(28/48/49/50) Lerch Transcendent and Polylogarithm

[C.Ret]

Hi,

I confirmed that this code runs on a HP-28S.

Here is a simplification, the long IF SAME THEN ... END sequence is a way to leave the FOR / NEXT loop when convergence is achieved. A more academic way would have been to use a DO /UNTIL or WHILE /REPEAT loop structure. But this also add many instructions for increasing the k-indices.

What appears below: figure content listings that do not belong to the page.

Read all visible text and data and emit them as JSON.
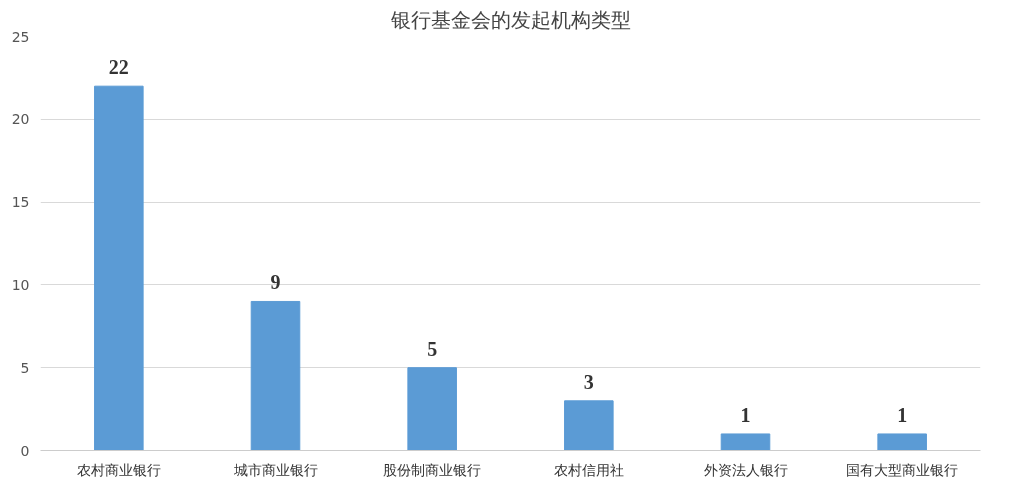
{
  "chart_data": {
    "type": "bar",
    "title": "银行基金会的发起机构类型",
    "categories": [
      "农村商业银行",
      "城市商业银行",
      "股份制商业银行",
      "农村信用社",
      "外资法人银行",
      "国有大型商业银行"
    ],
    "values": [
      22,
      9,
      5,
      3,
      1,
      1
    ],
    "color": "#5b9bd5",
    "ylim": [
      0,
      25
    ],
    "yticks": [
      0,
      5,
      10,
      15,
      20,
      25
    ],
    "grid": "y",
    "data_labels": true
  }
}
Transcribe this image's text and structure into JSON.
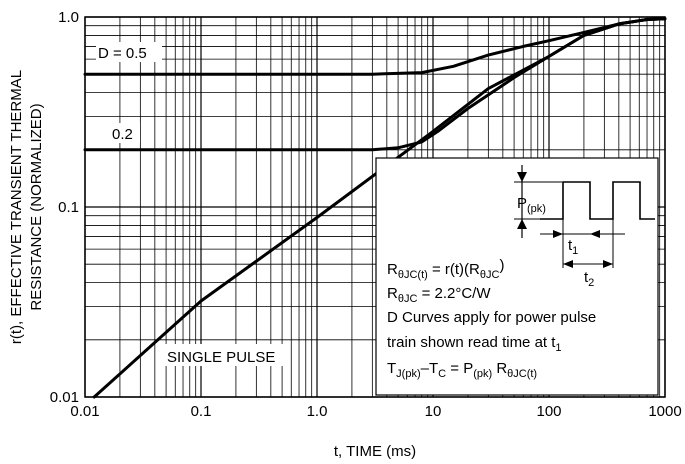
{
  "chart_data": {
    "type": "line",
    "x_scale": "log",
    "y_scale": "log",
    "xlim": [
      0.01,
      1000
    ],
    "ylim": [
      0.01,
      1.0
    ],
    "grid": true,
    "xlabel": "t, TIME (ms)",
    "ylabel": {
      "line1": "r(t), EFFECTIVE TRANSIENT THERMAL",
      "line2": "RESISTANCE (NORMALIZED)"
    },
    "x_tick_labels": [
      "0.01",
      "0.1",
      "1.0",
      "10",
      "100",
      "1000"
    ],
    "x_ticks": [
      0.01,
      0.1,
      1,
      10,
      100,
      1000
    ],
    "y_tick_labels": [
      "0.01",
      "0.1",
      "1.0"
    ],
    "y_ticks": [
      0.01,
      0.1,
      1.0
    ],
    "series": [
      {
        "name": "D = 0.5",
        "x": [
          0.01,
          0.1,
          1,
          3,
          8,
          15,
          30,
          60,
          100,
          200,
          400,
          700,
          1000
        ],
        "y": [
          0.5,
          0.5,
          0.5,
          0.5,
          0.51,
          0.55,
          0.63,
          0.7,
          0.75,
          0.83,
          0.92,
          0.97,
          0.98
        ]
      },
      {
        "name": "0.2",
        "x": [
          0.01,
          0.1,
          1,
          3,
          5,
          8,
          11,
          20,
          50,
          100,
          200,
          400,
          700,
          1000
        ],
        "y": [
          0.2,
          0.2,
          0.2,
          0.2,
          0.205,
          0.22,
          0.25,
          0.33,
          0.48,
          0.62,
          0.8,
          0.92,
          0.97,
          0.98
        ]
      },
      {
        "name": "SINGLE PULSE",
        "x": [
          0.012,
          0.1,
          1,
          10,
          30,
          100,
          200,
          400,
          700,
          1000
        ],
        "y": [
          0.01,
          0.032,
          0.088,
          0.25,
          0.42,
          0.62,
          0.8,
          0.92,
          0.97,
          0.98
        ]
      }
    ]
  },
  "legend_box": {
    "p_label_main": "P",
    "p_label_sub": "(pk)",
    "t1_main": "t",
    "t1_sub": "1",
    "t2_main": "t",
    "t2_sub": "2",
    "notes": {
      "line1": {
        "a": "R",
        "a_sub": "θJC(t)",
        "b": " = r(t)(R",
        "b_sub": "θJC",
        "c": ")"
      },
      "line2": {
        "a": "R",
        "a_sub": "θJC",
        "b": " = 2.2°C/W"
      },
      "line3": "D Curves apply for power pulse",
      "line4": {
        "a": "train shown read time at t",
        "a_sub": "1"
      },
      "line5": {
        "a": "T",
        "a_sub": "J(pk)",
        "b": "–T",
        "b_sub": "C",
        "c": " = P",
        "c_sub": "(pk)",
        "d": " R",
        "d_sub": "θJC(t)"
      }
    }
  }
}
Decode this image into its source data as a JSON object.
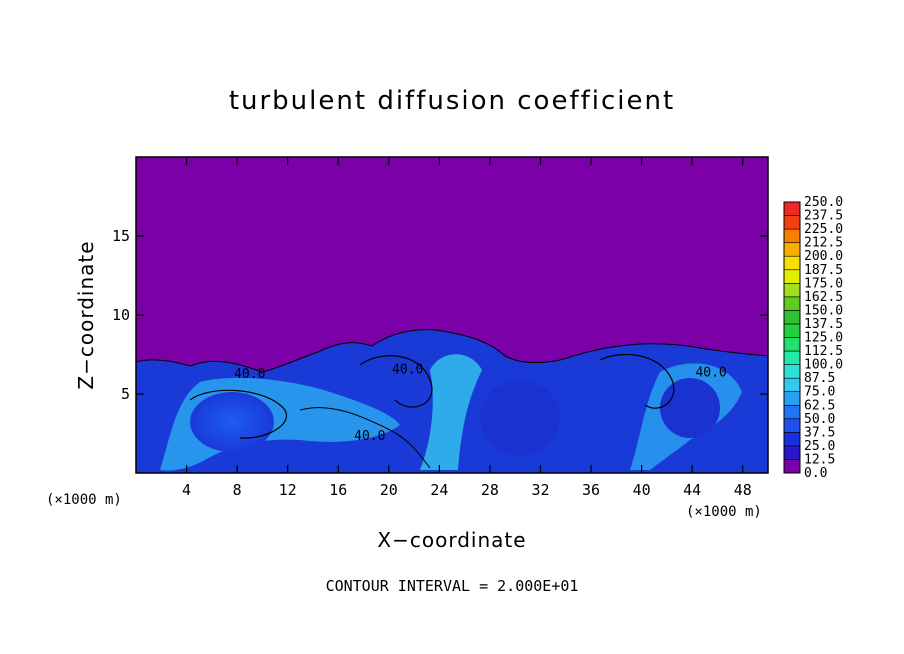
{
  "chart_data": {
    "type": "heatmap",
    "title": "turbulent diffusion coefficient",
    "xlabel": "X−coordinate",
    "ylabel": "Z−coordinate",
    "x_unit_left": "(×1000 m)",
    "x_unit_right": "(×1000 m)",
    "xlim": [
      0,
      50
    ],
    "ylim": [
      0,
      20
    ],
    "xticks": [
      4,
      8,
      12,
      16,
      20,
      24,
      28,
      32,
      36,
      40,
      44,
      48
    ],
    "yticks": [
      5,
      10,
      15
    ],
    "contour_interval_text": "CONTOUR INTERVAL = 2.000E+01",
    "contour_labels": [
      "40.0",
      "40.0",
      "40.0",
      "40.0"
    ],
    "colorbar": {
      "levels": [
        "0.0",
        "12.5",
        "25.0",
        "37.5",
        "50.0",
        "62.5",
        "75.0",
        "87.5",
        "100.0",
        "112.5",
        "125.0",
        "137.5",
        "150.0",
        "162.5",
        "175.0",
        "187.5",
        "200.0",
        "212.5",
        "225.0",
        "237.5",
        "250.0"
      ],
      "colors": [
        "#7b00a8",
        "#2a18c8",
        "#1630e0",
        "#1f50ee",
        "#1e74f2",
        "#2aa0f0",
        "#34c8ee",
        "#30e0d8",
        "#22e8a8",
        "#20e070",
        "#22d040",
        "#30c030",
        "#60cc20",
        "#a0e020",
        "#e0f000",
        "#f8e000",
        "#f8b000",
        "#f88000",
        "#f04010",
        "#f02828",
        "#f08080"
      ]
    },
    "background_value": 0.0,
    "turbulent_layer_top": 7.5
  }
}
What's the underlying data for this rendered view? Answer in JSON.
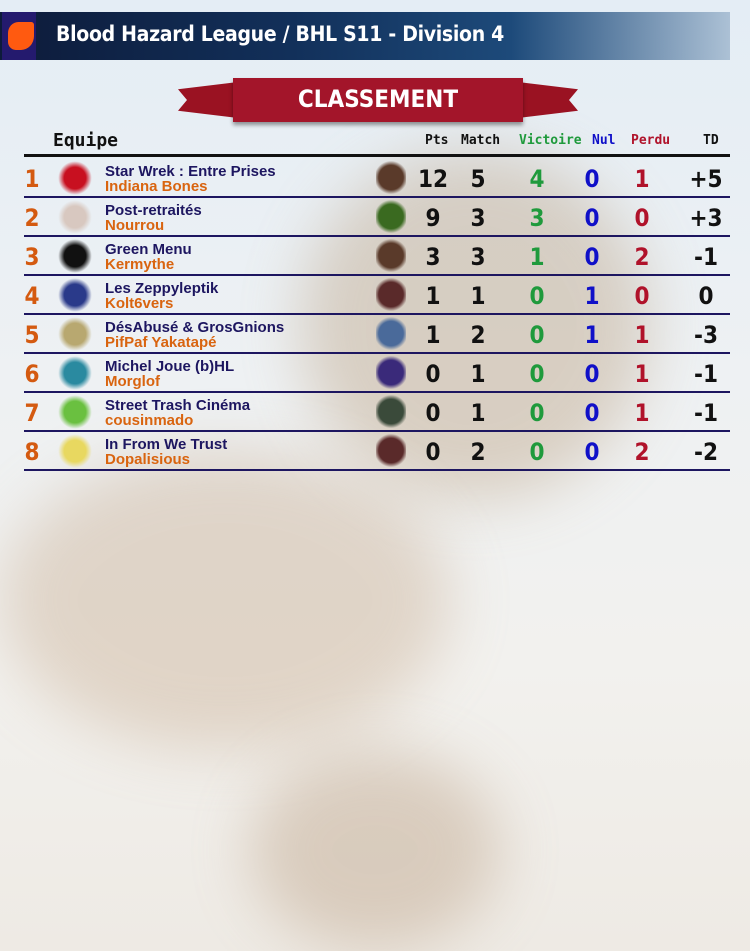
{
  "header": {
    "title": "Blood Hazard League / BHL S11 - Division 4",
    "logo_icon": "flame-logo-icon"
  },
  "banner": {
    "label": "CLASSEMENT"
  },
  "columns": {
    "team": "Equipe",
    "pts": "Pts",
    "match": "Match",
    "win": "Victoire",
    "draw": "Nul",
    "loss": "Perdu",
    "td": "TD"
  },
  "colors": {
    "win": "#1f9a3c",
    "draw": "#1010c8",
    "loss": "#b0122a",
    "rank": "#d45a10",
    "team": "#1d1660",
    "coach": "#d9640f"
  },
  "rows": [
    {
      "rank": "1",
      "team": "Star Wrek : Entre Prises",
      "coach": "Indiana Bones",
      "pts": "12",
      "match": "5",
      "win": "4",
      "draw": "0",
      "loss": "1",
      "td": "+5",
      "logo_color": "#c81020",
      "race_color": "#5a3a2a"
    },
    {
      "rank": "2",
      "team": "Post-retraités",
      "coach": "Nourrou",
      "pts": "9",
      "match": "3",
      "win": "3",
      "draw": "0",
      "loss": "0",
      "td": "+3",
      "logo_color": "#d8c8c0",
      "race_color": "#3a6a20"
    },
    {
      "rank": "3",
      "team": "Green Menu",
      "coach": "Kermythe",
      "pts": "3",
      "match": "3",
      "win": "1",
      "draw": "0",
      "loss": "2",
      "td": "-1",
      "logo_color": "#111111",
      "race_color": "#5a3a2a"
    },
    {
      "rank": "4",
      "team": "Les Zeppyleptik",
      "coach": "Kolt6vers",
      "pts": "1",
      "match": "1",
      "win": "0",
      "draw": "1",
      "loss": "0",
      "td": "0",
      "logo_color": "#2a3a8a",
      "race_color": "#5a2a2a"
    },
    {
      "rank": "5",
      "team": "DésAbusé & GrosGnions",
      "coach": "PifPaf Yakatapé",
      "pts": "1",
      "match": "2",
      "win": "0",
      "draw": "1",
      "loss": "1",
      "td": "-3",
      "logo_color": "#b8a870",
      "race_color": "#4a6a9a"
    },
    {
      "rank": "6",
      "team": "Michel Joue (b)HL",
      "coach": "Morglof",
      "pts": "0",
      "match": "1",
      "win": "0",
      "draw": "0",
      "loss": "1",
      "td": "-1",
      "logo_color": "#2a8aa0",
      "race_color": "#3a2a7a"
    },
    {
      "rank": "7",
      "team": "Street Trash Cinéma",
      "coach": "cousinmado",
      "pts": "0",
      "match": "1",
      "win": "0",
      "draw": "0",
      "loss": "1",
      "td": "-1",
      "logo_color": "#6ac040",
      "race_color": "#3a4a3a"
    },
    {
      "rank": "8",
      "team": "In From We Trust",
      "coach": "Dopalisious",
      "pts": "0",
      "match": "2",
      "win": "0",
      "draw": "0",
      "loss": "2",
      "td": "-2",
      "logo_color": "#e8d860",
      "race_color": "#5a2a2a"
    }
  ]
}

The smarter way is to kept the FOR/NEXT structure in charge of increasing k indices number but with the flexibility of an DO/UNTIL or WHILE/REPEAT non deterministic loop using a tricky IFTE STEP instance:

Code:

« →  z  s  a
   «  a  s  ^  INV                             // Initialize      L( 0 ) = 1/a^s
     1. 9999. FOR k
          DUP                                  // Leave a copy of L(k-1) in the stack
          z  k  ^  k  a  +  s  ^  /  +         // Compute         L( k )= L(k-1) + k^z/(k+a)^s
          DUP  ROT  SAME  MAXR  1.  IFTE       // Test            L(k-1)==L(k)
     STEP » »                                  // Step k by 1 until  L(k-1) is numerically the SAME as L(k), then jump to infinity

By the way, I also remove OVER or SWAP stack operation in the computation. That why the local variables are for; avoid unnecessary obscure stack manipulations from any formulae.

Num.App.:
From WolframAlpha: \( \varphi (0.6\:,3\:,1)= {\sum_{k=0}^{\infty }\frac{0.6^k}{(k+1)^3}}\simeq 1.0933375227216344720577686546855537153004593302300056675987 \) I found \( 1.0933752271 \) on my HP-28S in 0'03"68.


Please to share with you, I hope this details will help you in your number crunching applications.

Sincerely.
C.Ret


EDIT: Correct a broken english style.